Osiris wrote:I may be courting controversy here but it seems to me that drugs use is never going to be fully eliminated from sport. From that standpoint why not just level the playing field and make it legal?
For sports like cycling you could have a handicap system in place with those testing positive receiving time penalties perhaps.
I agree with Dugald that its hard to watch sport now, where any seemingly superhuman effort, whether obtained through drug use or not, will always have a question mark over it. Just look at whats been said about Lance Armstrong for instance.
J
I can't agree with you on this Osiris. Your suggestion of course isn't new, I've heard it before. If drugs were acceptable then sports events would simply become a competition among drug companies: best drugs win races, not the best competitors. The drug companies already have their competition on the stock market, let's leave it there. I think Cyclo expresses this idea very well when he says: "
The athlete who responds best to the therapy wins, rather than the best athlete. '
Many aspects of bicyle racing has had handicap systems for years, and I think they served the sport well. Imagine the headaches involved trying to organize a handicap sytem on the basis of testing postive and not testing postive, it would degenerate into the unfair illicit drug use that happens today.
I think Armstrong had his name tarnished long before he ever started racing. One need only go back to the 1980 (?) Los Angeles Olympics when the Yankee cycling team use stored blood to improve their hemoglobin.
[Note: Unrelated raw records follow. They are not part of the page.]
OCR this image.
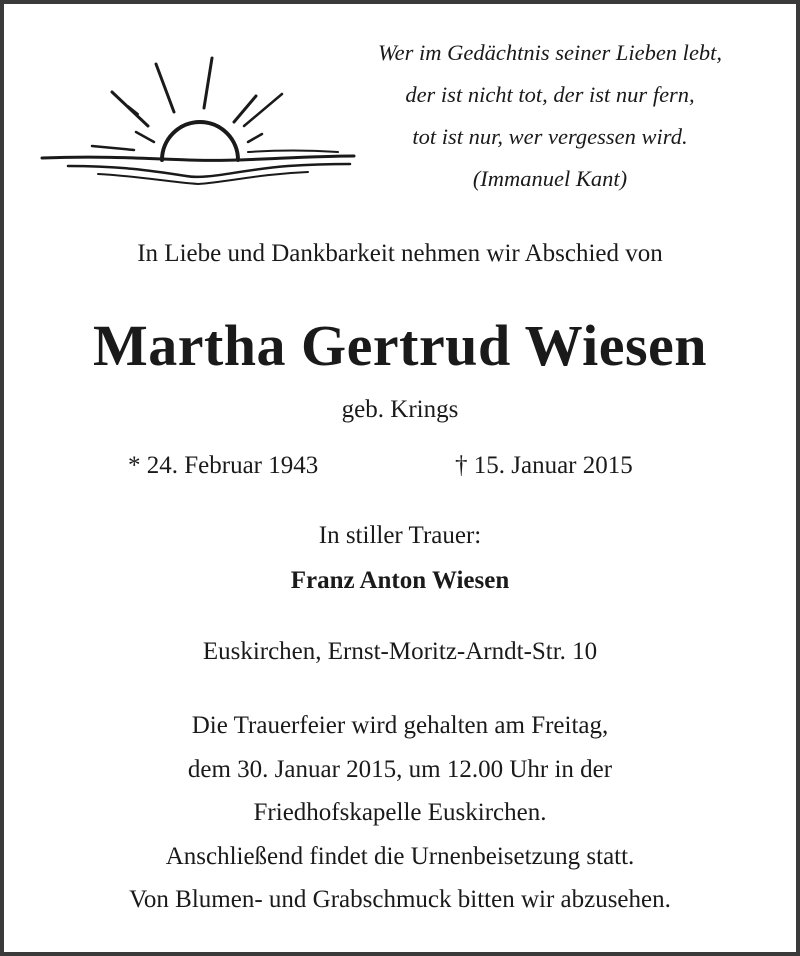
Wer im Gedächtnis seiner Lieben lebt,
der ist nicht tot, der ist nur fern,
tot ist nur, wer vergessen wird.
(Immanuel Kant)
In Liebe und Dankbarkeit nehmen wir Abschied von
Martha Gertrud Wiesen
geb. Krings
* 24. Februar 1943	† 15. Januar 2015
In stiller Trauer:
Franz Anton Wiesen
Euskirchen, Ernst-Moritz-Arndt-Str. 10
Die Trauerfeier wird gehalten am Freitag,
dem 30. Januar 2015, um 12.00 Uhr in der
Friedhofskapelle Euskirchen.
Anschließend findet die Urnenbeisetzung statt.
Von Blumen- und Grabschmuck bitten wir abzusehen.
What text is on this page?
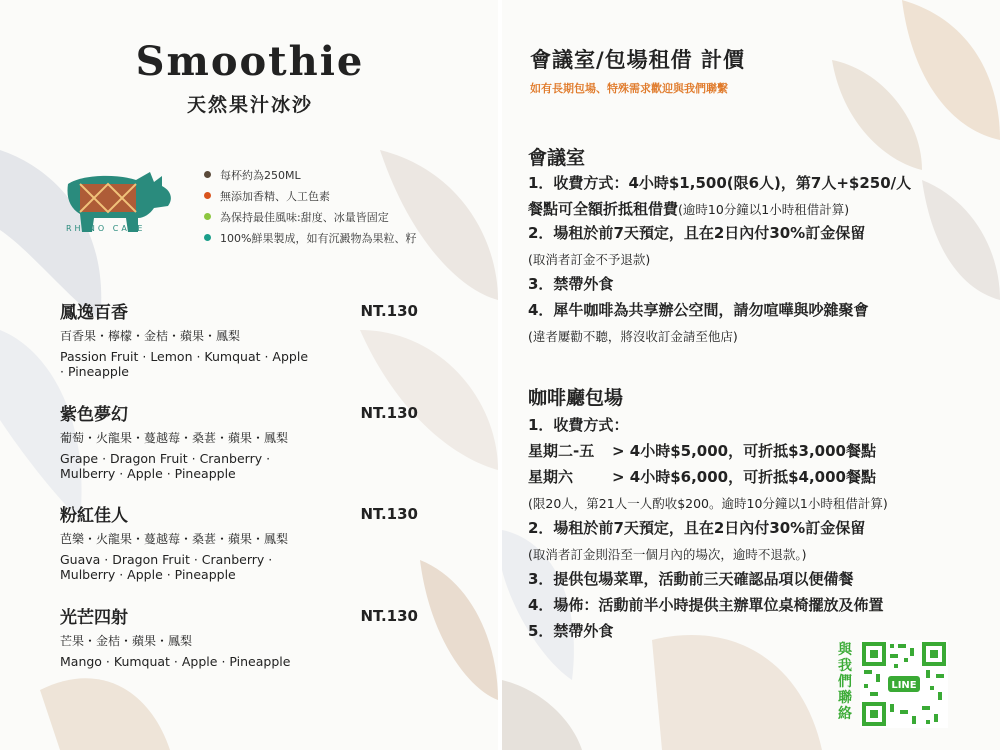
Smoothie
天然果汁冰沙
RHINO CAFE
每杯約為250ML
無添加香精、人工色素
為保持最佳風味:甜度、冰量皆固定
100%鮮果製成，如有沉澱物為果粒、籽
鳳逸百香	NT.130
百香果・檸檬・金桔・蘋果・鳳梨
Passion Fruit · Lemon · Kumquat · Apple · Pineapple
紫色夢幻	NT.130
葡萄・火龍果・蔓越莓・桑葚・蘋果・鳳梨
Grape · Dragon Fruit · Cranberry · Mulberry · Apple · Pineapple
粉紅佳人	NT.130
芭樂・火龍果・蔓越莓・桑葚・蘋果・鳳梨
Guava · Dragon Fruit · Cranberry · Mulberry · Apple · Pineapple
光芒四射	NT.130
芒果・金桔・蘋果・鳳梨
Mango · Kumquat · Apple · Pineapple
會議室/包場租借 計價
如有長期包場、特殊需求歡迎與我們聯繫
會議室
1．收費方式：4小時$1,500(限6人)，第7人+$250/人
餐點可全額折抵租借費(逾時10分鐘以1小時租借計算)
2．場租於前7天預定，且在2日內付30%訂金保留
(取消者訂金不予退款)
3．禁帶外食
4．犀牛咖啡為共享辦公空間，請勿喧嘩與吵雜聚會
(違者屢勸不聽，將沒收訂金請至他店)
咖啡廳包場
1．收費方式：
星期二-五 > 4小時$5,000，可折抵$3,000餐點
星期六	> 4小時$6,000，可折抵$4,000餐點
(限20人，第21人一人酌收$200。逾時10分鐘以1小時租借計算)
2．場租於前7天預定，且在2日內付30%訂金保留
(取消者訂金則沿至一個月內的場次，逾時不退款。)
3．提供包場菜單，活動前三天確認品項以便備餐
4．場佈：活動前半小時提供主辦單位桌椅擺放及佈置
5．禁帶外食
與我們聯絡
LINE
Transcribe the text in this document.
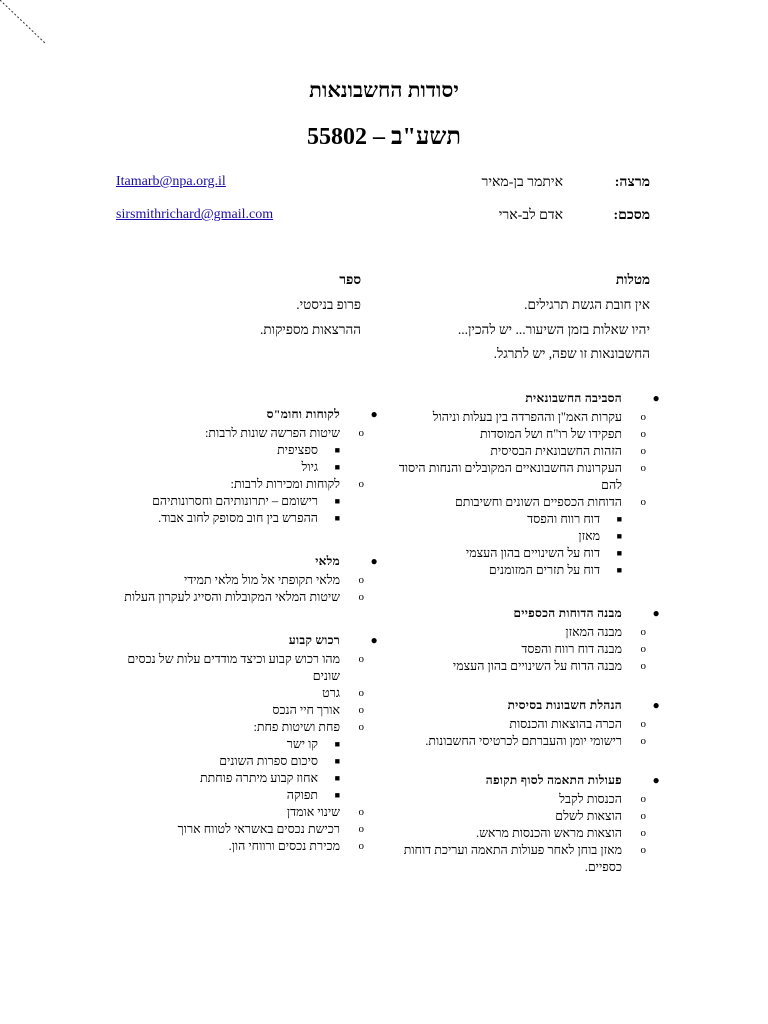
יסודות החשבונאות
תשע"ב – 55802
מרצה:
איתמר בן-מאיר
Itamarb@npa.org.il
מסכם:
אדם לב-ארי
sirsmithrichard@gmail.com
מטלות
אין חובת הגשת תרגילים.
יהיו שאלות בזמן השיעור... יש להכין...
החשבונאות זו שפה, יש לתרגל.
ספר
פרופ בניסטי.
ההרצאות מספיקות.
●
הסביבה החשבונאית
o
עקרות האמ"ן וההפרדה בין בעלות וניהול
o
תפקידו של רו"ח ושל המוסדות
o
הזהות החשבונאית הבסיסית
o
העקרונות החשבונאיים המקובלים והנחות היסוד להם
o
הדוחות הכספיים השונים וחשיבותם
■
דוח רווח והפסד
■
מאזן
■
דוח על השינויים בהון העצמי
■
דוח על תזרים המזומנים
●
מבנה הדוחות הכספיים
o
מבנה המאזן
o
מבנה דוח רווח והפסד
o
מבנה הדוח על השינויים בהון העצמי
●
הנהלת חשבונות בסיסית
o
הכרה בהוצאות והכנסות
o
רישומי יומן והעברתם לכרטיסי החשבונות.
●
פעולות התאמה לסוף תקופה
o
הכנסות לקבל
o
הוצאות לשלם
o
הוצאות מראש והכנסות מראש.
o
מאזן בוחן לאחר פעולות התאמה ועריכת דוחות כספיים.
●
לקוחות וחומ"ס
o
שיטות הפרשה שונות לרבות:
■
ספציפית
■
גיול
o
לקוחות ומכירות לרבות:
■
רישומם – יתרונותיהם וחסרונותיהם
■
ההפרש בין חוב מסופק לחוב אבוד.
●
מלאי
o
מלאי תקופתי אל מול מלאי תמידי
o
שיטות המלאי המקובלות והסייג לעקרון העלות
●
רכוש קבוע
o
מהו רכוש קבוע וכיצד מודדים עלות של נכסים שונים
o
גרט
o
אורך חיי הנכס
o
פחת ושיטות פחת:
■
קו ישר
■
סיכום ספרות השונים
■
אחוז קבוע מיתרה פוחתת
■
תפוקה
o
שינוי אומדן
o
רכישת נכסים באשראי לטווח ארוך
o
מכירת נכסים ורווחי הון.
It wasn't against any rules then, because it wasn't felt that anyone would go to this extent to win, and indeed it wasn't felt that cyclists could have afforded the high financial cost of doing this. Money can afford the drugs and the best means of avoiding detection, so Armstrong, not lacking backers or money, was under a cloud of suspicion even although he may have been absolutely innocent of taking drugs.
An added reason for outlawing the use of drugs is the absence of sound knowledge as to what the long-term effect of these 'modern' drugs might be. Look what happened to our Tommy Simpson, and that wasn't the long-term effect. Oh, then there's Pantani, and he's dead!
No Osiris, I don't think drugs would ever give any sport a level playing field. Let's leave drugs to the druggies!